Novo parque eólico diversifica sector energético da Etiópia

Novo parque eólico diversifica sector energético da EtiópiaImagem: DR

16/04/2026 19h10

Adis Abeba - O primeiro-ministro etíope, Abiy Ahmed, inaugurou hoje o parque eólico de Assela, que acrescenta 100 megawatts de energia limpa à rede nacional e fortalece a visão nacional de um sector diversificado e sustentável.

“Graças aos nossos esforços determinados para vencer a escuridão através da energia eólica, a Etiópia tem feito progressos constantes e hoje inauguramos com orgulho o Parque Eólico de Assela”, escreveu Ahmed em sua conta na rede social X, citada pela Prensa Latina.

Enfatizou que a instalação, localizada na região de Oromia (sul), é uma verdadeira prova do compromisso com um fornecimento de energia confiável e um país mais próspero.

As 29 turbinas totalmente operacionais serão capazes de atender às necessidades de electricidade de mais de 140 mil residências etíopes.
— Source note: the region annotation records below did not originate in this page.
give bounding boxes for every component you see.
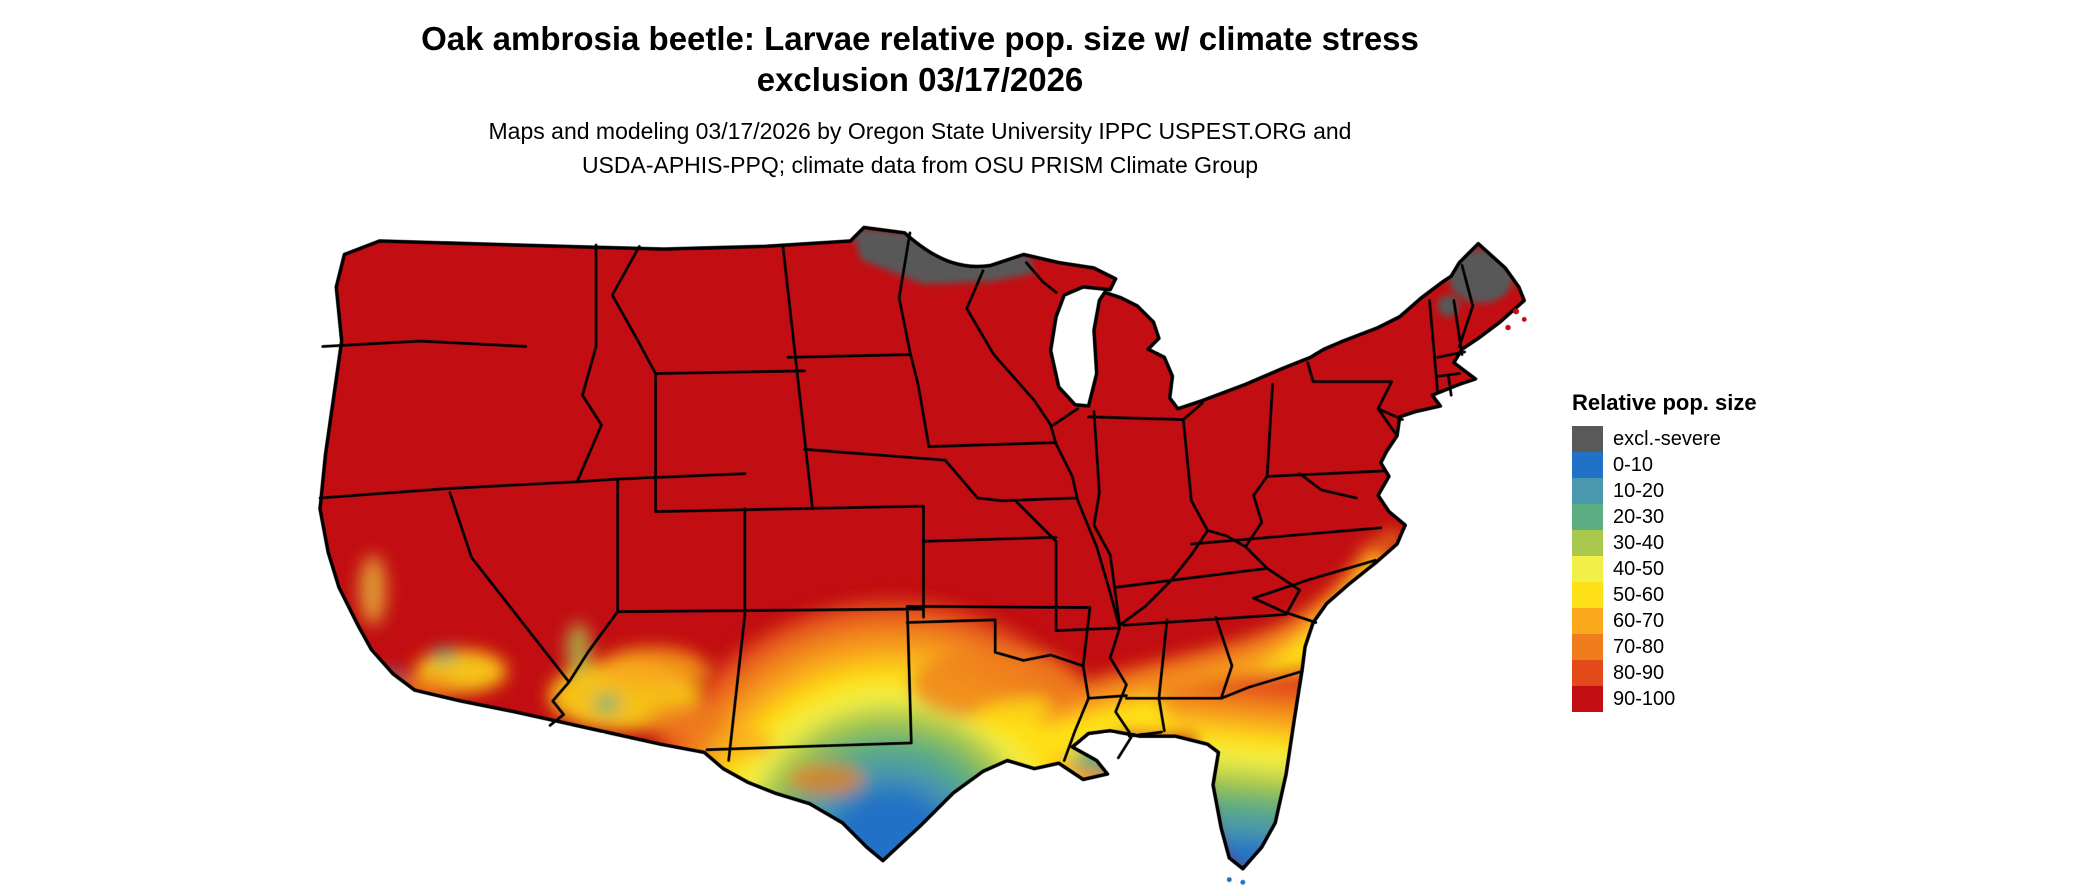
maine-island-speck — [1521, 316, 1527, 322]
figure-subtitle-line1: Maps and modeling 03/17/2026 by Oregon S… — [488, 118, 1352, 144]
delta-teal — [1125, 759, 1163, 779]
arizona-amber — [598, 646, 707, 691]
legend-label: 20-30 — [1613, 506, 1665, 528]
legend-swatch — [1572, 426, 1603, 452]
legend-label: 0-10 — [1613, 454, 1654, 476]
socal-green-spot — [432, 646, 457, 664]
legend-swatch — [1572, 660, 1603, 686]
legend-item: 20-30 — [1572, 504, 1757, 530]
legend-swatch — [1572, 686, 1603, 712]
arizona-green-spot — [593, 694, 621, 714]
maine-exclusion — [1448, 249, 1514, 304]
legend-item: 60-70 — [1572, 608, 1757, 634]
florida-keys-speck — [1226, 877, 1232, 883]
legend-swatch — [1572, 530, 1603, 556]
legend-item: excl.-severe — [1572, 426, 1757, 452]
legend-label: 30-40 — [1613, 532, 1665, 554]
legend-swatch — [1572, 582, 1603, 608]
legend-label: 60-70 — [1613, 610, 1665, 632]
legend-swatch — [1572, 452, 1603, 478]
legend-item: 0-10 — [1572, 452, 1757, 478]
maine-island-speck — [1505, 324, 1511, 331]
figure-title-line2: exclusion 03/17/2026 — [756, 61, 1084, 98]
legend-title: Relative pop. size — [1572, 390, 1757, 415]
offshore-islands — [1226, 308, 1527, 885]
legend-label: 70-80 — [1613, 636, 1665, 658]
legend-label: 50-60 — [1613, 584, 1665, 606]
figure-title-line1: Oak ambrosia beetle: Larvae relative pop… — [421, 20, 1419, 57]
legend-item: 30-40 — [1572, 530, 1757, 556]
legend-label: 80-90 — [1613, 662, 1665, 684]
arizona-se-orange — [644, 703, 726, 742]
legend-swatch — [1572, 634, 1603, 660]
legend-item: 90-100 — [1572, 686, 1757, 712]
florida-gradient — [1150, 663, 1330, 869]
legend-item: 10-20 — [1572, 478, 1757, 504]
colorado-river-green — [566, 622, 591, 677]
central-valley-yellow — [359, 554, 387, 626]
legend-swatch — [1572, 478, 1603, 504]
legend-item: 40-50 — [1572, 556, 1757, 582]
legend-label: 10-20 — [1613, 480, 1665, 502]
us-map — [318, 225, 1527, 885]
legend-swatch — [1572, 608, 1603, 634]
figure-subtitle: Maps and modeling 03/17/2026 by Oregon S… — [0, 114, 1840, 182]
legend-item: 80-90 — [1572, 660, 1757, 686]
legend-swatch — [1572, 556, 1603, 582]
figure-header: Oak ambrosia beetle: Larvae relative pop… — [0, 18, 1840, 182]
legend-item: 70-80 — [1572, 634, 1757, 660]
legend-swatch — [1572, 504, 1603, 530]
figure-subtitle-line2: USDA-APHIS-PPQ; climate data from OSU PR… — [581, 152, 1259, 178]
maine-island-speck — [1513, 308, 1520, 315]
big-bend-orange — [788, 763, 864, 796]
florida-keys-speck — [1240, 879, 1246, 885]
legend: Relative pop. size excl.-severe 0-10 10-… — [1572, 390, 1757, 712]
legend-label: 90-100 — [1613, 688, 1676, 710]
legend-item: 50-60 — [1572, 582, 1757, 608]
state-borders — [318, 231, 1475, 762]
legend-label: excl.-severe — [1613, 428, 1721, 450]
new-mexico-amber — [715, 732, 775, 757]
legend-label: 40-50 — [1613, 558, 1665, 580]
Em outra publicação, Abiy Ahmed mencionou que as usinas de Adama, Ashegoda e Aysha são provas claras dessa conquista. “O nosso trabalho não vai parar até que o país obtenha a energia alternativa que merece; hoje tornamos o projecto eólico de Assela uma realidade e estamos totalmente preparados para dar continuidade ao próximo”, concluiu.

De propriedade da estatal Ethiopian Electric Power Company, o projecto foi financiado pela Dinamarca com um investimento total de 146 milhões de euros, apoiado por um empréstimo de 117,3 milhões do Danske Bank e uma doação adicional de 28,7 milhões, de acordo com dados do Ministério das Finanças da Etiópia.

A empresa hispano-alemã Siemens Gamesa foi responsável pela construção do parque, considerado um exemplo da estratégia European Global Gateway, que utiliza os recursos financeiros e a experiência dos parceiros públicos e privados da Equipe Europa para desenvolver conexões de energia inteligentes, limpas e seguras em todo o mundo.

O projecto apoia a ambição da Etiópia de alcançar os Objectivos de Desenvolvimento Sustentável e o status de país de renda média até 2030 por meio de um caminho de desenvolvimento resiliente às mudanças climáticas e de baixo carbono.

A geração de energia renovável em larga escala é fundamental para reduzir a dependência de combustíveis fósseis nos transportes e na indústria, bem como dos combustíveis de biomassa tradicionais, utilizados predominantemente por famílias rurais.